The metric snapshot¶

Each suggestion stores the counters that triggered it as metric_snapshot JSONB:

approved_count — approvals in the window (the headline number).
rejected_count — rejections (always 0 at suggestion time).
auto_executed_count — recipes that ran without operator review because the server was already in live and trust × risk allowed it. Counted for context — does not factor into the threshold.
failed_count — post-run failures of the recipe in the window. Surfaced for operator awareness; does not block the suggestion.

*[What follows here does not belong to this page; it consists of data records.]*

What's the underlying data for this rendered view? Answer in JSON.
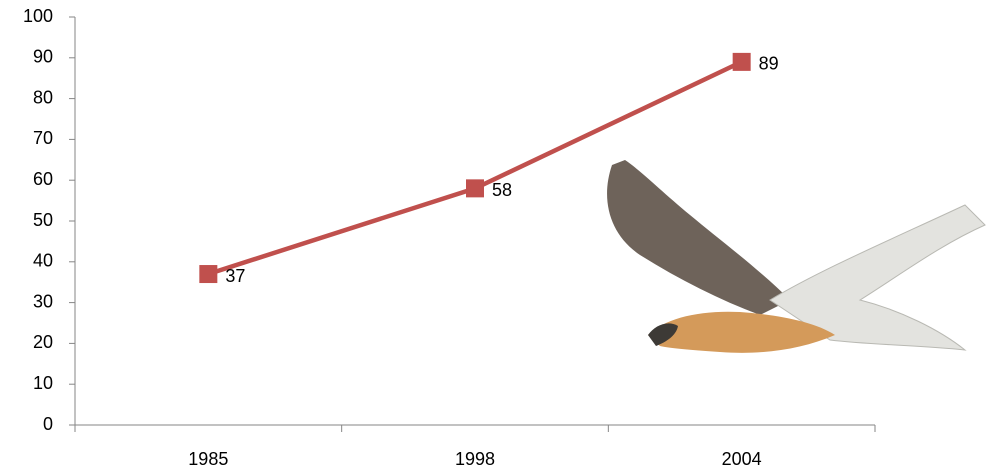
{
  "chart_data": {
    "type": "line",
    "categories": [
      "1985",
      "1998",
      "2004"
    ],
    "values": [
      37,
      58,
      89
    ],
    "color": "#c0504d",
    "ylim": [
      0,
      100
    ],
    "yticks": [
      0,
      10,
      20,
      30,
      40,
      50,
      60,
      70,
      80,
      90,
      100
    ],
    "data_labels": true
  }
}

The snapshot is frozen at scanner time, so the audit row reflects the exact metrics the operator saw when they accepted.

Out of scope¶

Tenant-configurable thresholds. Defaults are hard-coded today; per-tenant overrides are a future iteration.
Auto-promote. Promotion is operator-gated by design. The scanner never flips a server's mode on its own — it only materialises suggestions for a human to act on. This is the same principle as the trust × risk gate on live: the platform proposes, the operator decides.

docs/dashboard/servers.md — the Settings tab where the dropdown lives.
backend/src/openremedy/enums.py — ServerMode enum.
backend/src/openremedy/swarm/guardrails.py — should_request_approval early branches.
backend/src/openremedy/swarm/manager.py — stages_for_mode and the audit close.
backend/src/openremedy/services/server.py — set_mode helper, single source of truth for mode flips and audit emission.
backend/src/openremedy/services/promotion.py — promotion candidate query + materialisation.
backend/src/openremedy/proactive/promotion_scanner.py — the hourly scanner loop.
backend/src/openremedy/api/promotion.py — list/accept/dismiss endpoints.